Les troupes Françaises, commandées par la marquis de Manicamp et stationnées à Colmar, démentèlent le château déjà ruiné en 1658.
Au Sud Est, on aperçoit le Hohlandsbourg (au téléobjectif).
A l'extérieur se trouve une borne grâvée des armoiries des Ribeaupierre.
A l'envers de cette borne, on trouve une fleur de Lys barrée de la masse d'armes à 5 branches, blason de Colmar.
Une autre borne plus récente, un peu plus loin montre cette même héraldique.

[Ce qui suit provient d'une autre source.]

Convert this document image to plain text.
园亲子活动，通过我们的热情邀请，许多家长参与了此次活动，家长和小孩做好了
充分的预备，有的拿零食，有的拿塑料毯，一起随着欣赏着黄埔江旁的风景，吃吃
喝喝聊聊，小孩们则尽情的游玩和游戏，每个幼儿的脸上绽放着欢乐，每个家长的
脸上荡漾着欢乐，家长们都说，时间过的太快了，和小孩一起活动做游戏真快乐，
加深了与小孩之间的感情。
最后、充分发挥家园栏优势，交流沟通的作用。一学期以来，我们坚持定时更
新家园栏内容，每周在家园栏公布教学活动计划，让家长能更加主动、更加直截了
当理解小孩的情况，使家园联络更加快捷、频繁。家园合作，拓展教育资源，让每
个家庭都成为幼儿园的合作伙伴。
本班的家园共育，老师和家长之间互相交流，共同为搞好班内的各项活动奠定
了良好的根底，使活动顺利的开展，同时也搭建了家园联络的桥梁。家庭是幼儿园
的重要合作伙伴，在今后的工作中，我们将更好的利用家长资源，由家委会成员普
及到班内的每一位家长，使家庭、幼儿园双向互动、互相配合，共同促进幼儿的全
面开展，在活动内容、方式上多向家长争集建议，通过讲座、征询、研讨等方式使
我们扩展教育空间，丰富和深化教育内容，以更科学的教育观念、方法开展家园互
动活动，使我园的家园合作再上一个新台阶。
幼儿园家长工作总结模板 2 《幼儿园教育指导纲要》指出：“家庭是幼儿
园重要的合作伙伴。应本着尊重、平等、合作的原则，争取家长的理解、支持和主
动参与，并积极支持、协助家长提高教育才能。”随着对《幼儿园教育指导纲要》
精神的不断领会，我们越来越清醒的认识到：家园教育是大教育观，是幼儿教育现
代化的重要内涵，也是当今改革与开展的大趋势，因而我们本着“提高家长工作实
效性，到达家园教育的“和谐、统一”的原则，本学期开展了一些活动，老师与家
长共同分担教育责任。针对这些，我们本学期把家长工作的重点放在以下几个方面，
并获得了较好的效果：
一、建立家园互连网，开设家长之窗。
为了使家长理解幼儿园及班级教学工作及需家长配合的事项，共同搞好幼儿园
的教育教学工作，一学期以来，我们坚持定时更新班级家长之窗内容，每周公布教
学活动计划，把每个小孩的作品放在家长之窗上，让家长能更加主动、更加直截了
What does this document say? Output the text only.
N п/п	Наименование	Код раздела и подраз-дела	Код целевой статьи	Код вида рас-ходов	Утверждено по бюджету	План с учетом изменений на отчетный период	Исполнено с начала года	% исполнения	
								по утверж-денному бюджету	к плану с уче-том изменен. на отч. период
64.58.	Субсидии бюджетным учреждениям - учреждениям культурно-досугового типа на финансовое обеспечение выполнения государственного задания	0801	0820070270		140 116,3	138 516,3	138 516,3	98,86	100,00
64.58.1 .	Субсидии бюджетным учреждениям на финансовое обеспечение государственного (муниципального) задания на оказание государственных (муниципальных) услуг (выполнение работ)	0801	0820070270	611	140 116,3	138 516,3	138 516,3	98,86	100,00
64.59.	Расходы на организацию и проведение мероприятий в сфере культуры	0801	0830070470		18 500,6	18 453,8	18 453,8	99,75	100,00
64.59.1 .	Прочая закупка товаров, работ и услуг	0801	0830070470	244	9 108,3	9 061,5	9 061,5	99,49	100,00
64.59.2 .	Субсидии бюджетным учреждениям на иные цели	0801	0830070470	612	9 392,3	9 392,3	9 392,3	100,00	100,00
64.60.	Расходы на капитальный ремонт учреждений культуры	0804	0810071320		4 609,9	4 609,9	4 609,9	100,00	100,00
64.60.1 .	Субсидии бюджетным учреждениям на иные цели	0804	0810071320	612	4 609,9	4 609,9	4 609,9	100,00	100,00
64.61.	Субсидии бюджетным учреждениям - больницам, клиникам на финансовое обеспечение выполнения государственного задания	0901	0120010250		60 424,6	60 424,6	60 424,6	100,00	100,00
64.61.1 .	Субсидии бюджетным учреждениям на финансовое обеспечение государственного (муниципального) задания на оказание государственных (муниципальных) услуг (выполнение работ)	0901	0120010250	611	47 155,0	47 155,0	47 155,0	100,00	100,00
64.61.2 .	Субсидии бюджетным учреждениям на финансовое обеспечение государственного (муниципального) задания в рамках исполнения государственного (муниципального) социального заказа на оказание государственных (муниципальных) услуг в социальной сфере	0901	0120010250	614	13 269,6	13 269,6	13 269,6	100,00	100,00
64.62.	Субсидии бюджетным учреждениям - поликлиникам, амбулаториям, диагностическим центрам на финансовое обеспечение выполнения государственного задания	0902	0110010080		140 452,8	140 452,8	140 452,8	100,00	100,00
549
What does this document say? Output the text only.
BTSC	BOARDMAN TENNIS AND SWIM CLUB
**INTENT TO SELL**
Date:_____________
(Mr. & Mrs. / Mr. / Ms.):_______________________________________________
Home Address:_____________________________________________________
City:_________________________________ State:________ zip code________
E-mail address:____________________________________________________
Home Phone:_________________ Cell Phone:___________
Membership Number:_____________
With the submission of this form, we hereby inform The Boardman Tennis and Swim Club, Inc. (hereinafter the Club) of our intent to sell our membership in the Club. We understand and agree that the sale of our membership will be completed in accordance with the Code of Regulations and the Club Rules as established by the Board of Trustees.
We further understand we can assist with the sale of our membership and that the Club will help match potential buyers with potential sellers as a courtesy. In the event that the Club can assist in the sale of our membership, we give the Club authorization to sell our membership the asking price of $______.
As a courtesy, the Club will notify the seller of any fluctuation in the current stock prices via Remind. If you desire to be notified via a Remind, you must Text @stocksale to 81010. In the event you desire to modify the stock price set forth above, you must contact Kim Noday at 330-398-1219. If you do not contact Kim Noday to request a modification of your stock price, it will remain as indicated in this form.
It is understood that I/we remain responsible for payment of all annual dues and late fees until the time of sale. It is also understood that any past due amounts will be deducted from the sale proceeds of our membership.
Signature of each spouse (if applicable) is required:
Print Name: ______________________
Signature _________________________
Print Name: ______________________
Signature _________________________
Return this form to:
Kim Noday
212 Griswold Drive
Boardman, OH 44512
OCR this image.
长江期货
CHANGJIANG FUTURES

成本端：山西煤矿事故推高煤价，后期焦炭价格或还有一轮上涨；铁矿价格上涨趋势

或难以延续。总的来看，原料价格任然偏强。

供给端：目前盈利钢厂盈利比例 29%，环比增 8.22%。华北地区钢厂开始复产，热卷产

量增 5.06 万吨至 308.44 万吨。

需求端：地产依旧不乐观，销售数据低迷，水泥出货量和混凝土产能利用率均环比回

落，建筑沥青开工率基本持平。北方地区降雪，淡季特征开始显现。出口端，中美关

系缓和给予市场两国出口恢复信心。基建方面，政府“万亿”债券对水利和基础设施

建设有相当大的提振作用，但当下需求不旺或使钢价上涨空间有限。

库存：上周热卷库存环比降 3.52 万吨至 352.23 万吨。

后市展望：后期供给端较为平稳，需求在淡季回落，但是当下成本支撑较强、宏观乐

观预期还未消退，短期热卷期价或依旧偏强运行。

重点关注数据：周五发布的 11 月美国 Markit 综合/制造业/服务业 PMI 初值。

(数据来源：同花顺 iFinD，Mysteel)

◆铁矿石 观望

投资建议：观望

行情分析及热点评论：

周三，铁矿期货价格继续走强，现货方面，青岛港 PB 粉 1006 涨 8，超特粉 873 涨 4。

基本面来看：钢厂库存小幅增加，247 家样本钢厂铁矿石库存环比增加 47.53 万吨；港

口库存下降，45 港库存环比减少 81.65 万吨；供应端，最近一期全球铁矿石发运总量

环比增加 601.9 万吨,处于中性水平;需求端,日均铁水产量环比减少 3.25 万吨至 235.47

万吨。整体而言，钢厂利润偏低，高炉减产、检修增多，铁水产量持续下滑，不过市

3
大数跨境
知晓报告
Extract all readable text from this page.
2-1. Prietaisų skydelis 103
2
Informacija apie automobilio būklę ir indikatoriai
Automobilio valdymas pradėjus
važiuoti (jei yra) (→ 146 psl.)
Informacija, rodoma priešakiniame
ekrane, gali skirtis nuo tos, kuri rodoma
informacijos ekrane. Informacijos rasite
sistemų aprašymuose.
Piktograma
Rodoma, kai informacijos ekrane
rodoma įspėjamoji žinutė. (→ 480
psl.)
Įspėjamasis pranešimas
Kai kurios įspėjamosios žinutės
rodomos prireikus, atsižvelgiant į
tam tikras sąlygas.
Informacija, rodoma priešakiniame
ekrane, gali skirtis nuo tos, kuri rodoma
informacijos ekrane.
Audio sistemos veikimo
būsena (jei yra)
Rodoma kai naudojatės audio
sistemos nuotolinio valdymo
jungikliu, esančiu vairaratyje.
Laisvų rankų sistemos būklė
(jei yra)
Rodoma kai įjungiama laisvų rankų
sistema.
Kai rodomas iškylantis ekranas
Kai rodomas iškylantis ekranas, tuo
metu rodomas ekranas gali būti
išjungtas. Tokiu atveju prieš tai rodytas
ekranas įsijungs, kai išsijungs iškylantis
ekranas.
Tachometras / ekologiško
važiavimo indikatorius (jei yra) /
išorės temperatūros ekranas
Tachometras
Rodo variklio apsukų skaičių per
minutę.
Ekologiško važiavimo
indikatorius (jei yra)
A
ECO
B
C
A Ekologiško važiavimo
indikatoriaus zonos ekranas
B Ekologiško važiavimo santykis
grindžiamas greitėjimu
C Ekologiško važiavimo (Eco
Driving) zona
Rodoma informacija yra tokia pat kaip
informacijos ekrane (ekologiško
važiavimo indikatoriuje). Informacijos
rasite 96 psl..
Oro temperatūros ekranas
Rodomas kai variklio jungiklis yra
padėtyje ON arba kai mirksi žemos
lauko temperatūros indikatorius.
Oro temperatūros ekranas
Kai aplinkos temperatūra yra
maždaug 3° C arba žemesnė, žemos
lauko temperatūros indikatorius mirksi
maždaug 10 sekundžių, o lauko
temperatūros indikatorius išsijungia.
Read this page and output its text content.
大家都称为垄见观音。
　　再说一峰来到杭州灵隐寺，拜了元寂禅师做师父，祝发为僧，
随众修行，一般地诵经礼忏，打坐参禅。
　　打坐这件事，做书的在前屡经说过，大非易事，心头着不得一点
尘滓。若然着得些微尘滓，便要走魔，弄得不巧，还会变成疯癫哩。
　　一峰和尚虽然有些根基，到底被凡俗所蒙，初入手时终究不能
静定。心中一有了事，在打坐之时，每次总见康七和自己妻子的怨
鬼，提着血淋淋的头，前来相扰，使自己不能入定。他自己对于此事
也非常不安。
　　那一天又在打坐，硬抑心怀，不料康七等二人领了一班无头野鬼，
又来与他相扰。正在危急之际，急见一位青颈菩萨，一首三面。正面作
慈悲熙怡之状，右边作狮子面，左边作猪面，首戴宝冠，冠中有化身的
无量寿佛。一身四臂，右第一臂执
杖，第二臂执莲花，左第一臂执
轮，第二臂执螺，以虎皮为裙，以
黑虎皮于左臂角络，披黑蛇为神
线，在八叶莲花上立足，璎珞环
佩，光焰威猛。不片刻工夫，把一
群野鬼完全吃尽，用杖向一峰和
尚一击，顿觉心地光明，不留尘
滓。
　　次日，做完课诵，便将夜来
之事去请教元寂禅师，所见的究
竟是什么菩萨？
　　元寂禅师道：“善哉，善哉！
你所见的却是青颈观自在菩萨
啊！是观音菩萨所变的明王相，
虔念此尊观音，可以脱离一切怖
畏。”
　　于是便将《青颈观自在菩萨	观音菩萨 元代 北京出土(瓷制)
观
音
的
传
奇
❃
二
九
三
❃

Le castel a bien sûr sa légende : le 23 septembre 1276, messire Conrad Werner de Hattstatt perdait son épouse Stéphanie de Ferrette qui mourut au Pflixbourg. La défunte était la fille du comte Ulric de Ferrette. Les annales de Colmar lui donnent le titre "d'advocatissa". Comme il convient à une Dame de haut lignage, elle fût inhumée au couvent des Unter-linden de Colmar. C'est quelques temps plus tard que les religieuses virent apparaîtrent, sous les voûtes du cloître, une dame blanche qui effraya tout le monde. On parle dès lors de la dame blanche du Pflixbourg.